Remediation efforts are underway at these plants.
“So we want to see that this is overcome and put in place an appropriate process so that this will not happen again,” says Shanghvi.
But making Taro a wholly-owned subsidiary is proving problematic. Sun holds 66 per cent in Taro and, earlier last week, it had sweetened its offer to minority shareholders to mop up the remaining outstanding shares.
Sun’s initial proposal for Taro’s remaining shares was $24.50 a share. The revised proposal upped the price over 60 per cent at $39.50 , an outgo of $600 million for Sun.
Though the revised proposal has an approval from the Taro Board, the company’s minority shareholders are unhappy, saying that it did not reflect the potential and value of Taro.

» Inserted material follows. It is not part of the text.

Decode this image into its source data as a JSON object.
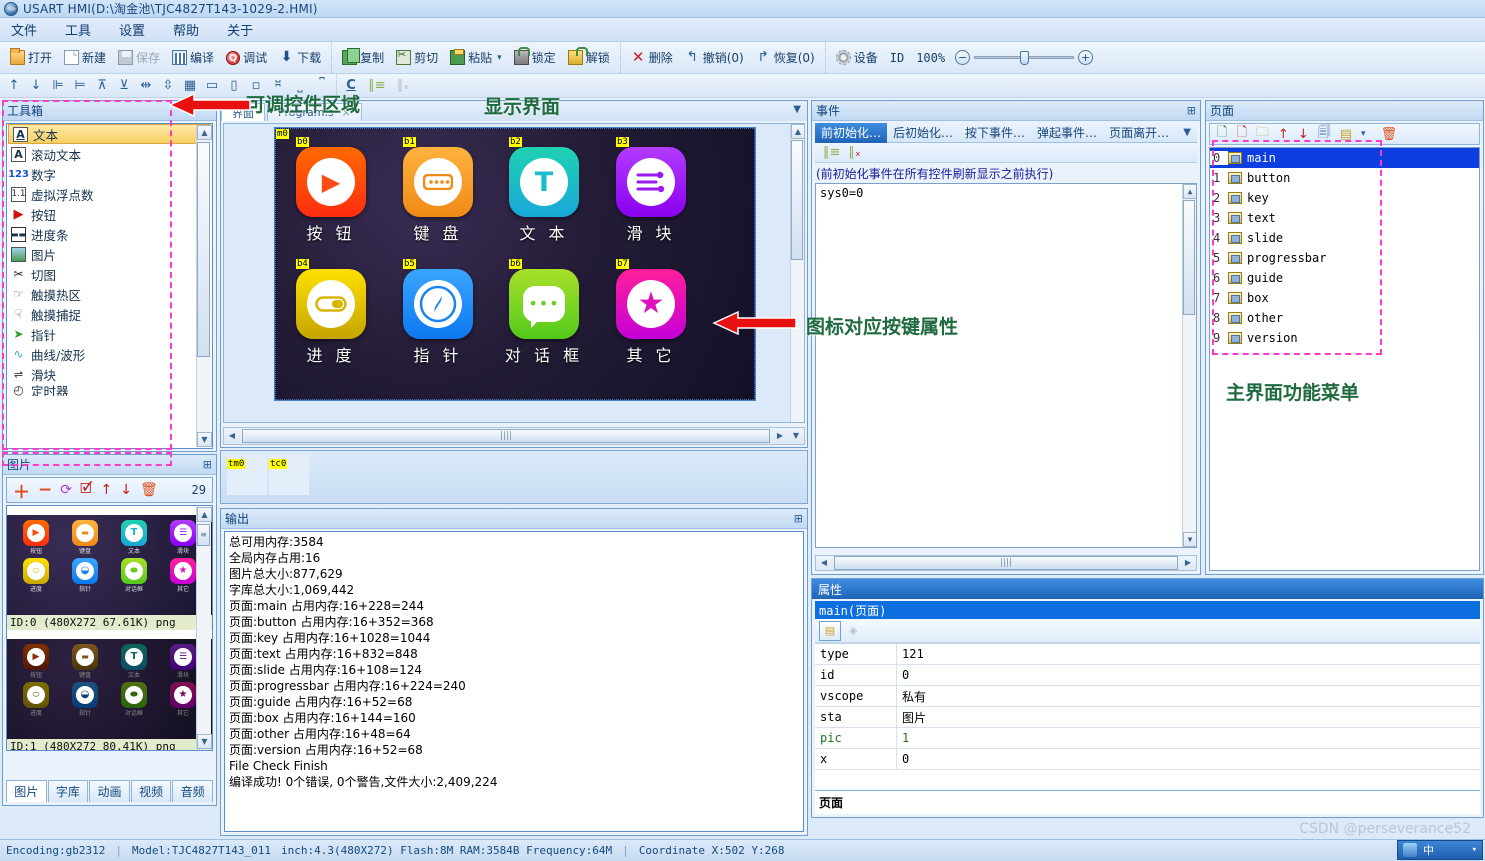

“The Board’s acceptance does not weaken the minority position. The wording of the sun release was set to make it look like a done deal. However, Israeli law protects us from such a poor deal. They need 50 per cent of minority shareholders to approve the deal but this seems unlikely. Also the low offer makes it easier for a competitor to make a fair offer that works for all,” says Mitch Sacks, Chief Investment Officer, Grand Slam Asset Management, LLC.
Last October Grand Slam had written to the Taro board asking it not to accept the earlier proposal.
And in a recent open letter to fellow-minority shareholders in Taro, Grand Slam has urged them to reject Sun’s “inadequate offer”.
There is another twist in the plot. Sun promoters have invested in the power sector, as well.
“Our interest in power is a function of our looking at a business that will give us stable returns,” says Shanghvi, adding that his brother-in-law, Sudhir Valia, is looking after this business.
Knowing him, it would not be a one-off investment, quips Shanghvi.
Media-reports indicate investments of Rs 5,000 crore in a 1,000 MW plant. Shanghvi also holds minority interest in fellow-drug maker Natco.
An indication that the complete story at Sun is only beginning to dawn on the industry.